Sam Hartman

Phone: +1 201-595-0876
Email: hartmans@mit.edu
URL: http://www.painless-security.com/

Professional Summary

I am an experienced consultant with over 10 years working in Internet technology, network and host security software and infrastructure software development. I have a strong background in distributed computing and virtualization technology.

Employment History

2002-2008Chief Technologist, MIT Kerberos Consortium
MIT

Had responsibility for the technical direction of the MIT Kerberos Consortium, for managing the Kerberos development team and as primary contact for consortium members and Kerberos vendors. The consortium produces a reference implementation of the Kerberos Authentication Protocol which is used by many operating systems such as Apple's OS X, Redhat, Sun Solaris , Novell SUSe Linux and others. Kerberos is the dominant enterprise authentication protocol. As part of setting technical direction, I established product requirements, reviewed and worked on designs, worked with Kerberos vendors and users to get input on our direction, and worked with my team to implement the direction. I took a strong role in Kerberos standards efforts, including working as an author of RFC 4120, the base Kerberos specification and as a lead designer behind RFC 3961, the Kerberos cryptography framework. Design work also included a joint proposal with Microsoft on how AES encryption could be supported in Kerberos GSS-API. Before taking on the role of chief technologist I worked as the manager, team leader and as an individual technical contributor. Projects in these roles included adapting the Yarrow pseudo-random number generator to work with Kerberos, implementing support for Microsoft's RC4 encryption and writing a library to abstractly handle Unix pseudo-terminals.

2004-2008Security Area Director
Internet Engineering Task Force

Served on the IESG, the managing body for the internet standards process. In this role, I was one of two area directors leading the security area of IETF internet standards. Groups I managed included Kerberos, GSS-API, PGP, and an effort to standardize low-infrastructure/anonymous IPsec. In addition, I reviewed all standards produced within the IETF for security. In this role I helped contribute to the security of SIP and voice over IP. I gained significant experience with a wide variety of internet standards including those listed above, internet mail, TLS, IPsec, IPV6 and MPLS routing.
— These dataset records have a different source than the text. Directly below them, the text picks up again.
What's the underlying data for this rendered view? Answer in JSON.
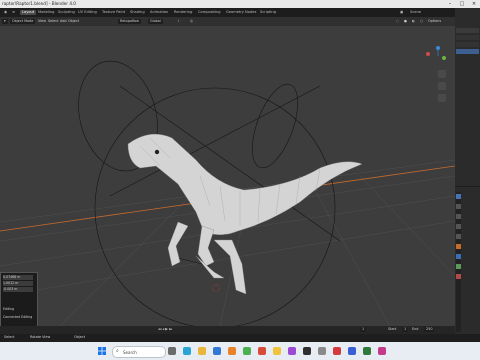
{
  "window": {
    "title": "raptor\\Raptor1.blend] - Blender 4.0"
  },
  "workspaces": [
    "Layout",
    "Modeling",
    "Sculpting",
    "UV Editing",
    "Texture Paint",
    "Shading",
    "Animation",
    "Rendering",
    "Compositing",
    "Geometry Nodes",
    "Scripting"
  ],
  "active_workspace": "Layout",
  "header": {
    "mode": "Object Mode",
    "menus": [
      "View",
      "Select",
      "Add",
      "Object"
    ],
    "orientation": "Global",
    "pivot": "Retopoflow"
  },
  "scene": {
    "name": "Scene"
  },
  "options_label": "Options",
  "timeline": {
    "current_frame": "1",
    "start_label": "Start",
    "start": "1",
    "end_label": "End",
    "end": "250"
  },
  "status_left": "Select",
  "status_mid": "Rotate View",
  "status_mid2": "Object",
  "last_operator": {
    "title": "",
    "rows": [
      "0.07468 m",
      "1.0012 m",
      "-0.003 m"
    ],
    "opt1": "Editing",
    "opt2": "Connected Editing"
  },
  "taskbar": {
    "search_placeholder": "Search"
  },
  "colors": {
    "accent": "#e08a2e",
    "grid": "#505050",
    "mesh": "#d9d9d9",
    "active_tab": "#4772b3"
  }
}
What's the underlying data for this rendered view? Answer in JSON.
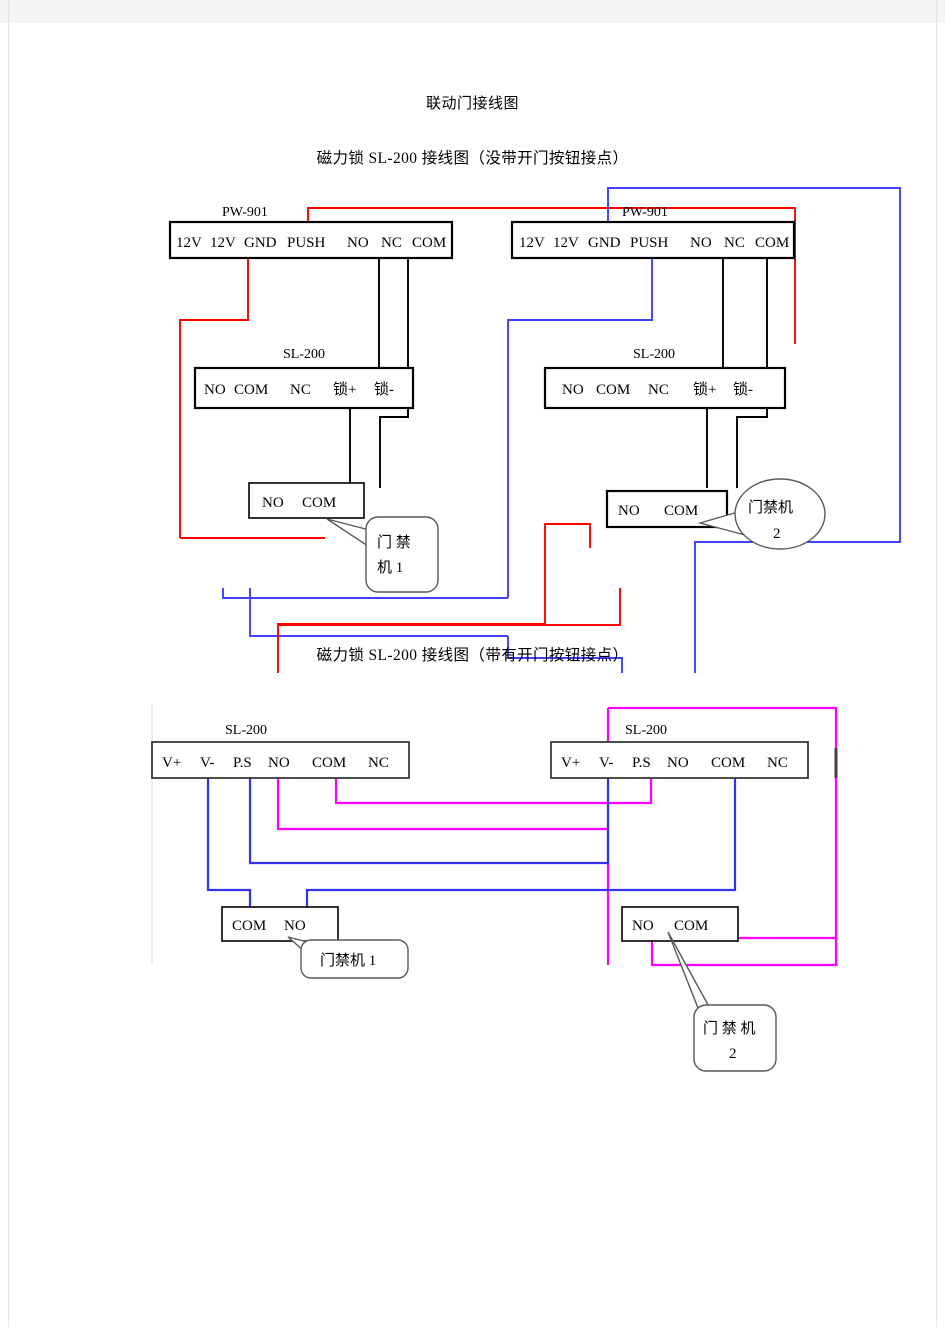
{
  "document": {
    "title": "联动门接线图",
    "section1_title": "磁力锁 SL-200 接线图（没带开门按钮接点）",
    "section2_title": "磁力锁 SL-200 接线图（带有开门按钮接点）"
  },
  "colors": {
    "wire_red": "#ff0000",
    "wire_blue": "#4040ff",
    "wire_black": "#000000",
    "wire_magenta": "#ff00ff",
    "box_border": "#000000",
    "page_background": "#ffffff",
    "outer_background": "#f4f4f4"
  },
  "diagram1": {
    "name": "磁力锁 SL-200 接线图（没带开门按钮接点）",
    "left": {
      "power_supply": {
        "device_name": "PW-901",
        "terminals": [
          "12V",
          "12V",
          "GND",
          "PUSH",
          "NO",
          "NC",
          "COM"
        ]
      },
      "lock_controller": {
        "device_name": "SL-200",
        "terminals": [
          "NO",
          "COM",
          "NC",
          "锁+",
          "锁-"
        ]
      },
      "access_unit": {
        "terminals": [
          "NO",
          "COM"
        ],
        "callout": "门 禁\n机 1",
        "callout_line1": "门 禁",
        "callout_line2": "机 1"
      }
    },
    "right": {
      "power_supply": {
        "device_name": "PW-901",
        "terminals": [
          "12V",
          "12V",
          "GND",
          "PUSH",
          "NO",
          "NC",
          "COM"
        ]
      },
      "lock_controller": {
        "device_name": "SL-200",
        "terminals": [
          "NO",
          "COM",
          "NC",
          "锁+",
          "锁-"
        ]
      },
      "access_unit": {
        "terminals": [
          "NO",
          "COM"
        ],
        "callout": "门禁机\n2",
        "callout_line1": "门禁机",
        "callout_line2": "2"
      }
    }
  },
  "diagram2": {
    "name": "磁力锁 SL-200 接线图（带有开门按钮接点）",
    "left": {
      "lock_controller": {
        "device_name": "SL-200",
        "terminals": [
          "V+",
          "V-",
          "P.S",
          "NO",
          "COM",
          "NC"
        ]
      },
      "access_unit": {
        "terminals": [
          "COM",
          "NO"
        ],
        "callout": "门禁机 1",
        "callout_line1": "门禁机 1",
        "callout_line2": ""
      }
    },
    "right": {
      "lock_controller": {
        "device_name": "SL-200",
        "terminals": [
          "V+",
          "V-",
          "P.S",
          "NO",
          "COM",
          "NC"
        ]
      },
      "access_unit": {
        "terminals": [
          "NO",
          "COM"
        ],
        "callout": "门 禁 机\n2",
        "callout_line1": "门 禁 机",
        "callout_line2": "2"
      }
    }
  }
}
2003-2004Architecture Consultant
Netzah

Worked as primary designer for Netzah's VPN appliance, helped train Netzah's engineers, and provided problem solving resources for networking and other problems. Netzah was a small company that developed a wireless VPN appliance targeted at medium-sized banks. Netzah integrated existing open-source VPN technology with software for performing secure updates, status monitoring and configuration. I provided architecture and network consulting. Netzah's technology was eventually purchased by ERF Wireless.

2000-2003Developer
Debian Project

Worked to create easy-to-use integration of enterprise security features in the Debian operating system, coordinating with vendors of security technologies to improve their products in server environments. Debian provides an open-source operating system based on the Linux kernel. As a developer, I focused on improving the usability of security software within Debian. I integrated MIT Kerberos, the OpenAFS distributed file system, and the necessary PAM and SASL modules so that users of Debian could receive an enterprise-quality security experience from Debian. My goal was to minimize the necessary configuration of security components so that as much as possible, security and single-sign-on worked out of the box with little or no configuration. I gained significant experience with software release management, making server software usable and software packaging.

2000-2001Design Consultant
Permabit

At that time, Permabit was a new startup designing very secure network attached storage solutions for use over a wide area network or the internet. I worked to design the network protocol and file system layer that Permabit used. I also helped to set up the internal infrastructure for Permabit. Since then, the business model and functional requirements of Permabit's technology have changed significantly.

1997-2000System Architect
Fundsxpress Financial Network

As architect, I had overall responsibility for the design and future direction of the Fundsxpress system; I worked with technology partners, regulators and customers to explain our technology and to integrate our technology into that of partners. Fundsxpress provides hosted online banking service to over 100 small and medium sized banks. I was one of the founding programmers. As architect, I worked with product managers to develop requirements and worked with engineering staff to design solutions to these requirements. I evaluated potential technology partners and worked with them to integrate our technologies. I was responsible for operational security both of internal assets and of our hosted service. I worked on the design of a framework similar in concept to JSP for database-driven websites. I was heavily involved in the design of our central account switch, a technology that combined banking information from a variety of real-time and batch sources and dispatched transactions to the appropriate handler, while presenting a unified view of the account to our users and the rest of the software. I was the principle designer and heavily involved in the implementation of our entitlement/authorization management system and work flow management system. In the early days of the company, I implemented an object database layer on top of traditional relational databases. I was heavily involved in building the software engineering and software release process.